Kate's niece had found herself in prison. Her two beautiful children were immediately taken care of by her friend Anne. When I got out of prison and began taking care of the children, Kate was there for everything. She had reared four of her own so was wise to all the ailments and problems that children bump into, from grazes to fevers. Frequently, if one of the kids said they felt unwell, the stock response was something along the lines of hold on and I'll ask aunty Kate. The response from Kate would sometimes be that they were yanking my chain, particularly if the symptoms developed just before the start of a school day. She never proved wrong. On top of that, she was always on hand to take them at a moment's notice if I wanted to go on the beer or something. There, they always felt loved.

While on the work-out scheme from Maghaberry Prison I would regularly call into her home in Kilmore Close for breakfast and chew the fat, occasionally going out in the evening at the weekend for a beer with her husband Liam. He was a family man whose life had been impacted by the violence of the British state when his brother was murdered by the Parachute Regiment during the Ballymurphy Massacre in 1971. Kate wasn't greatly interested in politics, having a family first perspective which I much admired. By that stage I was bloated on political discussion after 17 years in jail. It was great to hear normal people talk about normal things rather than listening to jail ideologues waffling about grand strategies for changing the world. On that score I was as culpable as the rest of them.

Francis, Kate's son died just over two years after his mother , in September 2022. His life gone much too soon. One of four siblings - Liam, Lisa and Arleen, the others, all as warm and friendly as their parents - I found Fra great company, laid back and not one to get excitable anytime I was with him. On one occasion while out on a Christmas parole the two of us went down to the Foresters club somewhere around the Grosvenor. I had arranged to meet the brother of a late friend at that venue. Martin, or Rook as we knew him, had been in prison with me, visited me after his release but was shot dead by loyalists months earlier. I had no idea where the club was but Fra had been there before. It was as well he accompanied me as I left the worse for wear. Long years of forced sobriety are hardly the best preparation for pint guzzling in the pubs and clubs of West Belfast. I also got to meet Fra’s partner Jennifer with whom he would go on to have two children, Ellie & Aaron. 

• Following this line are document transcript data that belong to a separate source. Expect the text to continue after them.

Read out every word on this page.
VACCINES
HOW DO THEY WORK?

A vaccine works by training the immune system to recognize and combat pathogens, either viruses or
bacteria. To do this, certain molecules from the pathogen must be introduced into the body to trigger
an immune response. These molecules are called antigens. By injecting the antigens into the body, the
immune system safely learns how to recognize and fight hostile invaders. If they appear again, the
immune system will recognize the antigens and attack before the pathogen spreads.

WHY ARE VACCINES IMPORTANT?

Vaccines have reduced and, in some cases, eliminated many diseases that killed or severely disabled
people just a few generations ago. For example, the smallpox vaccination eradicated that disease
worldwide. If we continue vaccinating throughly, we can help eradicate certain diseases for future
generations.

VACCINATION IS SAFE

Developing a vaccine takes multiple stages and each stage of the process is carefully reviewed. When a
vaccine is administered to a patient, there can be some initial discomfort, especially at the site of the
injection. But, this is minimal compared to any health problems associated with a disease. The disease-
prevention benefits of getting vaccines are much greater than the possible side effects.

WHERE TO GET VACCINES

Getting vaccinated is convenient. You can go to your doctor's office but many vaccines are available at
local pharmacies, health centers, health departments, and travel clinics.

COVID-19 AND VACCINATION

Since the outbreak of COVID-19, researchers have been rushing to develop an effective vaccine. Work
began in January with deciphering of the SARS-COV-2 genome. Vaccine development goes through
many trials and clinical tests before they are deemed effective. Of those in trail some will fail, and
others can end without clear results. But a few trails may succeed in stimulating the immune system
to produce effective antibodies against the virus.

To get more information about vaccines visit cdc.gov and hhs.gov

Apart from the memories, death leaves little to be grateful for. But in these circumstances it was better that Kate died before Fra. No coffin is heavier than that of a child. Knowing the love and devotion she had for her children, the grief of outliving her son would have destroyed her. Mercifully, she was spared that. 

Kate and Fra were ordinary people doing what they regarded as ordinary things but who made extraordinary differences in the quality of the lives of those they reached out to.